Median C-reactive protein (CRP) concentrations did not differ between the groups at baseline or at the end of follow-up, although CRP concentrations were higher at the end of follow-up in patients who relapsed than in those who continued in remission.
The proportion of patients experiencing adverse events was significantly higher in the continuation group (13%) than in the switching group (6%).
The researchers attribute the higher clinical relapse rate in the face of similar CRP concentrations after switching to CT-P13 to a possible nocebo effect resulting from concerns of patients and physicians about the safety and efficacy of biosimilar agents.
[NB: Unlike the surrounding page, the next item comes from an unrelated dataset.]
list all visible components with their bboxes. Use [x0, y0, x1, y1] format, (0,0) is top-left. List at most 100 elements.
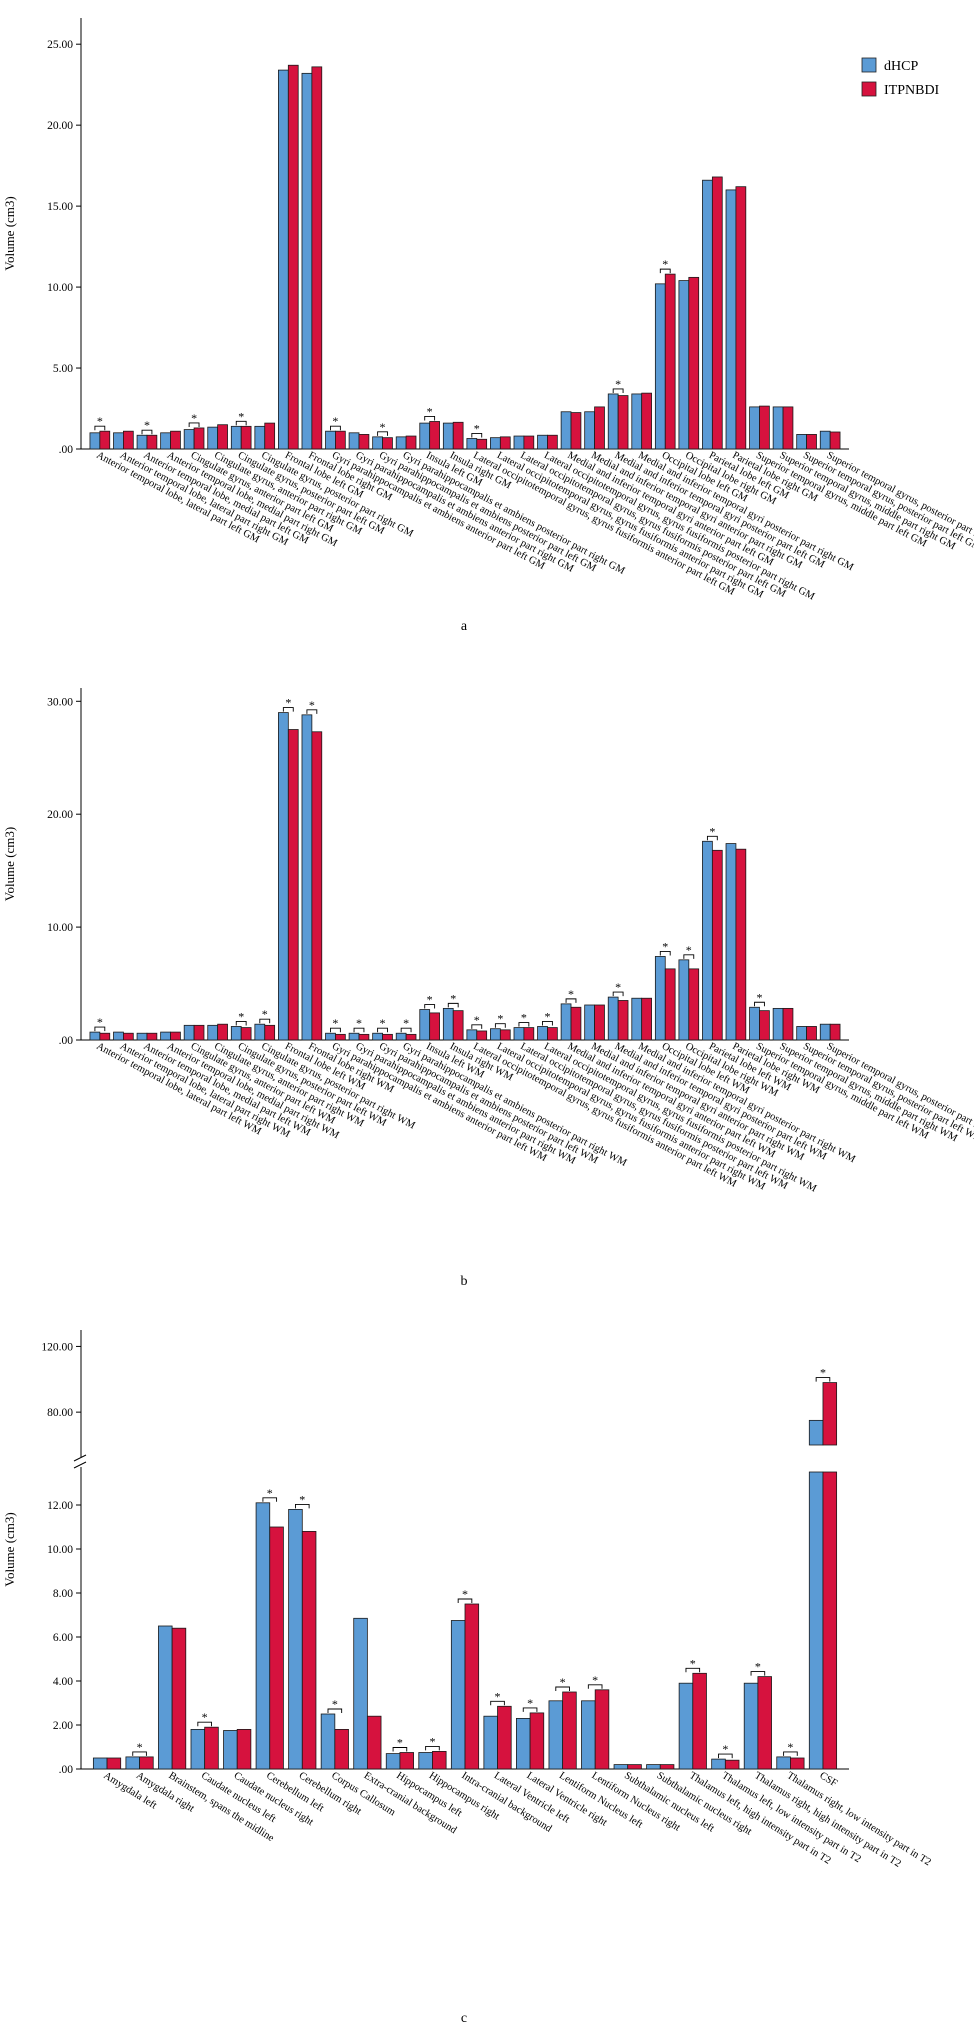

“The introduction of biosimilar agents as a treatment option for IBD patients could achieve substantial cost saving for health care systems,” they note. “However, given the significant impact that nocebo effects can have on patients’ quality of life and health services, it is important to develop interventions to minimize the appearance of these effects.”
“With new biosimilar agents entering the market in the near future, specific programs based on gain share agreements should be developed to ensure that all stakeholders are convinced and motivated to accept the switch with the consequent benefits to the patients and the health system,” the authors conclude.